Lesebuch Königsberg. Bei einem Titel, wie ihn einst Martin A. Borrmann als Herausgeber mit „Geliebtes Königsberg“ wählte, ist der Leser nicht im Zweifel darüber, wie er die ostpreußische Metropole betrachten soll. Zudem gehörten nicht wenige seiner Beiträger zur „Erlebnisgeneration“ und hatten das reiche Kulturleben der Zwischenkriegszeit mitgestaltet. Entsprechend enthusiastisch fielen ihre Erinnerungen an die Pregelstadt als „geistige Lebensform“ aus. Vorwiegend „Liebeserklärungen“ versammelte auch noch Brigitta Kluge, als sie 1989 „Königsberg in alten und Reisebeschreibungen“ herausgab. Ein Novum dieser Sammlung, die zwei Jahre vor der Öffnung des von den Sowjets abgeriegelten nördlichen Ostpreußen erschien, waren literarische Rundgänge durch „Kaliningrad“. Gunnar Strunz und die geborene Kaliningraderin Alla Strunz sind in ihrem „Reise-Lesebuch Königsberg-Kaliningrad“ (Trescher Verlag, Berlin 2009, broschiert, 405 Seiten, 14,95 Euro) dem Borrmann-Konzept treu geblieben, indem sie einen Autorenchor von Immanuel Kant und Karl Rosenkranz bis zu Agnes Miegel und Wilhelm Matull das Lob der Pregelmetropole singen lassen. Dem Königsberg-Kenner begegnet hier allerdings kaum Neues, es sind die vielfach gedruckten und zitierten Namen und Texte. Ärgerlich ist zudem, daß aus Heinrich Hausers Stadtreportage von 1932 wohlfundierte polenkritische Passagen „weggelassen“ wurden. Der eigentliche Wert der Sammlung liegt daher in der Vielfalt der Raumerkundungen aus sowjetischer und postsowjetischer Zeit, darunter neben Deutschen wie Karl Schlögel und Ralph Giordano auch mehrere Russen wie Valentin Nikolajewitsch Sorin mit seinen „Zehn Träumen von Königsberg“.

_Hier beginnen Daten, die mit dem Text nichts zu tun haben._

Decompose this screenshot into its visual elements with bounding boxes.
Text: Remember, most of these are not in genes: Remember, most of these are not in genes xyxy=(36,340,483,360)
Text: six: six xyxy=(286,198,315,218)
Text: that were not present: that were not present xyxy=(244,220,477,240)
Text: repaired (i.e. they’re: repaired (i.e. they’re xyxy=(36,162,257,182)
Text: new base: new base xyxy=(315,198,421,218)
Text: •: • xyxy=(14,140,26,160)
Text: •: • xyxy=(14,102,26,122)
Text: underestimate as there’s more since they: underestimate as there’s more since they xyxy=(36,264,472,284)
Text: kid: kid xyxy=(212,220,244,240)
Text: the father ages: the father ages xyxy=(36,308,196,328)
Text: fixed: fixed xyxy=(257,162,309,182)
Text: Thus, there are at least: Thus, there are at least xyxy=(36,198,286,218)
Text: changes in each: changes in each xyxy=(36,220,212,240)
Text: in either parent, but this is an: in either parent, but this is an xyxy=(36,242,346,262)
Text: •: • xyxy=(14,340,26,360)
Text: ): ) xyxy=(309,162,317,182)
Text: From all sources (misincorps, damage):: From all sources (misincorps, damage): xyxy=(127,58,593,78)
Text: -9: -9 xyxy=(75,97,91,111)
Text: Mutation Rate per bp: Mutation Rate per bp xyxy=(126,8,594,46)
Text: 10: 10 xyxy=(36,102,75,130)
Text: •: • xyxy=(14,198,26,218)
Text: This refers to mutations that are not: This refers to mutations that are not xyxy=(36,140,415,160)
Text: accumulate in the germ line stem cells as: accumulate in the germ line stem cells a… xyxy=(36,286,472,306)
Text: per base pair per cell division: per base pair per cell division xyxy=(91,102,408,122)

Deutsche in Brasilien. Der nun vorliegende zwölfte Band der vom Kolonialhistoriker August Wilhelm Steffan herausgegebenen „Befunde und Berichte zur deutschen Kolonialgeschichte“ (Band 12, Windhuk, Gelnhausen 2009, broschiert, 92 Seiten, 19 Euro, zu ordern bei Prof. Dr. A.W. Steffan, Internationaler Arbeitskreis für kolonialhistorische Forschung, Postfach 1161, 63551 Gelnhausen) hat etwas auf sich warten lassen, erschien doch der elfte Band 2006. Dafür hat die neue Ausgabe die kolonialen Pfade aus der Kaiserzeit verlassen und widmet sich deutschen Spuren in Süd­amerika. Mit dem Germanisten Hartmut Fröschle führte in der Ausgabe dann auch der herausragende Spezialist auf dem Gebiet der Forschung über das Auslandsdeutschtum die Regie, der ausführlich die Blumenauer Region in Südbrasilien historisch porträtiert. Obwohl sich heute über fünf Millionen Brasilianer auf ihre deutschen Wurzeln berufen können, beschränkt sich die deutsche Sprache zunehmend nur noch auf folkloristische Nischen.